La fermentation transforme les sucres en alcool et en dioxyde


de carbone. À peu près en quantité équivalente d’ailleurs
puisque 1 gramme de sucre se décompose en 0,51 g d’alcool et
en 0,49 g de CO2 . Cette émanation importante de CO2 fait
d’ailleurs toujours l’objet d’une remarque de la part du guide,
lorsqu’on visite une distillerie et sa salle de fermentation. Soit
on vous demande de ne pas approcher trop près et/ou de ne pas
respirer, soit au contraire on vous invite à vous pencher au-
dessus de la cuve et à respirer un grand coup. Vertige garanti.

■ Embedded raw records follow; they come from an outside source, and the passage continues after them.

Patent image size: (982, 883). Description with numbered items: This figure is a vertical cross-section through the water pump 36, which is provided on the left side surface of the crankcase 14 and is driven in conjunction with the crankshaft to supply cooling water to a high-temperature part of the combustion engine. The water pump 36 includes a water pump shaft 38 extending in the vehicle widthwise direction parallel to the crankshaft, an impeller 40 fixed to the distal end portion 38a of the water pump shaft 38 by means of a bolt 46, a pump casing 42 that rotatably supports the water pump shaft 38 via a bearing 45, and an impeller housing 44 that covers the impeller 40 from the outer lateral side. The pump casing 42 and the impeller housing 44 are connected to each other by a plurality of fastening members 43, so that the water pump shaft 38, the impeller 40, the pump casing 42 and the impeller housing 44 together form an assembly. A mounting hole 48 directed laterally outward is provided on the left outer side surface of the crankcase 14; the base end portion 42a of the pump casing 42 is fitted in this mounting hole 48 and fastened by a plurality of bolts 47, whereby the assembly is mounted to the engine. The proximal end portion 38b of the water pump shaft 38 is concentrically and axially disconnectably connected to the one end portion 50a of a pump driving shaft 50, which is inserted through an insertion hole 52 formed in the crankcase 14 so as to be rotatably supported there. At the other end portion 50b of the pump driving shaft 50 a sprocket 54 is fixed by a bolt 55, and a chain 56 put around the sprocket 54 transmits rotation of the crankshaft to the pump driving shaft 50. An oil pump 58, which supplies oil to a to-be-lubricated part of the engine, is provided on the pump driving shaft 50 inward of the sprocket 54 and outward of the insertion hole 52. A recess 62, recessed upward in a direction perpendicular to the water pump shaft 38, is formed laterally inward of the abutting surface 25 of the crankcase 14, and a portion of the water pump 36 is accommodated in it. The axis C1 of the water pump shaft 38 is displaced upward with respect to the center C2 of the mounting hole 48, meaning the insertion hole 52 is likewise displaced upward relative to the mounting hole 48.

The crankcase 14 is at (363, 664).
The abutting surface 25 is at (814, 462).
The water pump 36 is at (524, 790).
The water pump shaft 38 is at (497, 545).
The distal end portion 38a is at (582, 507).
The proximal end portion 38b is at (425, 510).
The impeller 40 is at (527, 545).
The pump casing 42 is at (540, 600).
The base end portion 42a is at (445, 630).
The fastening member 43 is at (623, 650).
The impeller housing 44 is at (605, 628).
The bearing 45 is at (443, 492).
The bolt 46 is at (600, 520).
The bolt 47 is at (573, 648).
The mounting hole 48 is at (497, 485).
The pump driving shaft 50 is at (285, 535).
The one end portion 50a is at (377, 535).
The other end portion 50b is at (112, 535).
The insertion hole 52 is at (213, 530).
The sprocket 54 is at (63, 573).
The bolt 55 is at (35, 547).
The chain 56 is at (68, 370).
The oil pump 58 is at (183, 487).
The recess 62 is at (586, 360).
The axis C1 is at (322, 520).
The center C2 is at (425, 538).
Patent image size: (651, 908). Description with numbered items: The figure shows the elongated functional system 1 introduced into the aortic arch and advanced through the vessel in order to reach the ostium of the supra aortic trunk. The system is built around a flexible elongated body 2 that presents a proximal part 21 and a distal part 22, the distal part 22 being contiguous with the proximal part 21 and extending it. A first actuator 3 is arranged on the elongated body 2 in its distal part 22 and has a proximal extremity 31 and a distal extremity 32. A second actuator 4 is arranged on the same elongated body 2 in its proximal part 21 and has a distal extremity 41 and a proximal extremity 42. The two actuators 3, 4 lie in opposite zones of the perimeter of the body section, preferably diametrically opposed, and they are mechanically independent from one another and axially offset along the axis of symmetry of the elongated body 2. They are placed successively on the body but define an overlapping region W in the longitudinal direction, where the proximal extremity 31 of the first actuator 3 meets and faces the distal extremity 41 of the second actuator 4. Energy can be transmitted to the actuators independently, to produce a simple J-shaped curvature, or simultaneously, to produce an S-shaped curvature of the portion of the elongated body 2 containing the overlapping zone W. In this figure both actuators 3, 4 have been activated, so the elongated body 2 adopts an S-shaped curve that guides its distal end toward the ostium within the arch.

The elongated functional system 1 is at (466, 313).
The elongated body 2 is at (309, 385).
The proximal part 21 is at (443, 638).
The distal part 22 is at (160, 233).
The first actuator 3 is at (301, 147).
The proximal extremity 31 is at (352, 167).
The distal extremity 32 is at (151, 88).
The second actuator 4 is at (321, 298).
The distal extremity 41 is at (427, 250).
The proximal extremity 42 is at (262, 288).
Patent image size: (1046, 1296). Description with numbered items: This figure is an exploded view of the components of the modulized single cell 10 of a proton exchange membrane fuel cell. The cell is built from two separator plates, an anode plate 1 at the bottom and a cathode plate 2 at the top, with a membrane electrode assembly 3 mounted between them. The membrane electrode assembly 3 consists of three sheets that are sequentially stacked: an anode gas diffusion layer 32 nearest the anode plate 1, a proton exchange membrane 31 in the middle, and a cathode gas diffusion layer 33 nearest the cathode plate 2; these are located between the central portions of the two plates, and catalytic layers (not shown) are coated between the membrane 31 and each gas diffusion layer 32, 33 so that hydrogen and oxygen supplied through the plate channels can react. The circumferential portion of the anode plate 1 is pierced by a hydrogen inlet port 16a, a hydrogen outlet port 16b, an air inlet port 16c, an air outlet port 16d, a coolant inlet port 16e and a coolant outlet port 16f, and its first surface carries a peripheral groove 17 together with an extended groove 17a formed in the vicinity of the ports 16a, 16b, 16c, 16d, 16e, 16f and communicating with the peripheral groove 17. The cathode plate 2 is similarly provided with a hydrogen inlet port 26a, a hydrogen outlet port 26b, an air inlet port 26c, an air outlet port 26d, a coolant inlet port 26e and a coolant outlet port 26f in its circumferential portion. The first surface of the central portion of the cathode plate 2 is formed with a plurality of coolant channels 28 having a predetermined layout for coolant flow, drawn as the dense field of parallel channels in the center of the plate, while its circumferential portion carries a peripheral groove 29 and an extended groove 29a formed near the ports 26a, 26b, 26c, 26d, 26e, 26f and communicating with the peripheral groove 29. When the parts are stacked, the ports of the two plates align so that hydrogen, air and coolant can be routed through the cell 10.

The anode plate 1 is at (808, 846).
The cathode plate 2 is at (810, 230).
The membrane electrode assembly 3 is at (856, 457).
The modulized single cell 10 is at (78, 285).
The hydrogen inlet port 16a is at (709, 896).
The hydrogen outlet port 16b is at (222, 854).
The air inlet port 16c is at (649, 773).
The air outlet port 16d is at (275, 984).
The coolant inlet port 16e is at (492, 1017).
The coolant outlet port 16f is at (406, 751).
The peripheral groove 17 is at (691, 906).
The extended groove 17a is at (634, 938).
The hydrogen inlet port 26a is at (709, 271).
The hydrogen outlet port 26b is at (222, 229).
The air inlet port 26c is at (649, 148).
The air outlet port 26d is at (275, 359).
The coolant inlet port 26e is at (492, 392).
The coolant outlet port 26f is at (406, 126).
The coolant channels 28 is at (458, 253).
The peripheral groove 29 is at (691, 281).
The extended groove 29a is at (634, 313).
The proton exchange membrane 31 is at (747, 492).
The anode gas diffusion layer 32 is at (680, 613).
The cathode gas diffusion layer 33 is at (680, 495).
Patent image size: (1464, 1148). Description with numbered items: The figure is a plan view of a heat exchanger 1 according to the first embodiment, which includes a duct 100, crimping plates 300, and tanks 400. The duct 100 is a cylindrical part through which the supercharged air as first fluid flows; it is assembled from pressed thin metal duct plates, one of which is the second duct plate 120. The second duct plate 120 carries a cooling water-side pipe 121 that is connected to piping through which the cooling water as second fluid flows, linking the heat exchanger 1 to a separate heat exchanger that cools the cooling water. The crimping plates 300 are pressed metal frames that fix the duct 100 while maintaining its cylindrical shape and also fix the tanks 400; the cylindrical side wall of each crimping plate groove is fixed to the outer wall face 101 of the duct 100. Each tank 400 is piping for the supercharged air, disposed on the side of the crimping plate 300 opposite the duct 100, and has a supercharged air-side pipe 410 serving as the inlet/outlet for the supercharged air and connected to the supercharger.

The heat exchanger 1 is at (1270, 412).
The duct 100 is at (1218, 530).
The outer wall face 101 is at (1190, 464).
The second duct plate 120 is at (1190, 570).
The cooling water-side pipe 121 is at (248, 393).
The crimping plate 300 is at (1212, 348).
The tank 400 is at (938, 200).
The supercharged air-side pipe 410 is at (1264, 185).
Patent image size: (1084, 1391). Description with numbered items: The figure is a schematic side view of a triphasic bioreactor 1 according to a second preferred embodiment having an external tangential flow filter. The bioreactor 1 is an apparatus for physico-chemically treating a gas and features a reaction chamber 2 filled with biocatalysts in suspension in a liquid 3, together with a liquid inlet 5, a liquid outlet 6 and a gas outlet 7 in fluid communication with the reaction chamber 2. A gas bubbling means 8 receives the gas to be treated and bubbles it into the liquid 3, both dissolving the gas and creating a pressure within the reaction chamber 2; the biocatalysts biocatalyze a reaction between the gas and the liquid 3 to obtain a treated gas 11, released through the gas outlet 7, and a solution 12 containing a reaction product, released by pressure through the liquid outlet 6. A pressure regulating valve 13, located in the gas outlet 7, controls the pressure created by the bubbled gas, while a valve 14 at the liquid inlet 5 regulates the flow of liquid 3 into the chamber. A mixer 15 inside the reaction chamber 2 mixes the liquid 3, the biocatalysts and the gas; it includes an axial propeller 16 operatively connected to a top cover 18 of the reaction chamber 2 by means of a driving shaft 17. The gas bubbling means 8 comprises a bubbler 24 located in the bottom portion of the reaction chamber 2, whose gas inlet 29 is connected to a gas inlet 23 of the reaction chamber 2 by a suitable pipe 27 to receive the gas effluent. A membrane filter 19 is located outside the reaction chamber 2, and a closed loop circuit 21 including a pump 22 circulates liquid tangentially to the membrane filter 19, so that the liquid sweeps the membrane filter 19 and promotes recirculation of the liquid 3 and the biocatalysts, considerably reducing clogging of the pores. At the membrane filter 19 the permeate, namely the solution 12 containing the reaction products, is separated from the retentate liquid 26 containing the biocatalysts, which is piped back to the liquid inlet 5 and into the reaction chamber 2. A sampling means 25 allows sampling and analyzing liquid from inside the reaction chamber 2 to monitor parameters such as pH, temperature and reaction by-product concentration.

Le brassin (ou bière à distiller) affiche alors un titre


alcoométrique compris entre 5% et 10% (10,5% chez Jack
Daniel’s, l’un des plus élevés). Ce taux relativement faible est
une bénédiction pour les distillateurs. Car plus le taux d’alcool
est bas, plus le potentiel de concentration – en alcool, bien sûr,
mais aussi et surtout en flaveurs – sera élevé au moment de la
distillation.

L’alcool, une famille nombreuse


On l’a donc vu, c’est à cette étape que se forme l’alcool. On
devrait plutôt parler d’alcools avec un s car ils sont nombreux :
éthanol, méthanol, propanol, butanol, glycérol, phényléthanol
ou pentanol, pour ne citer que les principaux. Tous ont des
caractéristiques organoleptiques différentes mais aussi des
propriétés chimiques qui leur sont propres. Ils ne s’évaporent
donc pas tous à la même température. Ce qui permettra de les
garder ou de s’en séparer au moment de la distillation.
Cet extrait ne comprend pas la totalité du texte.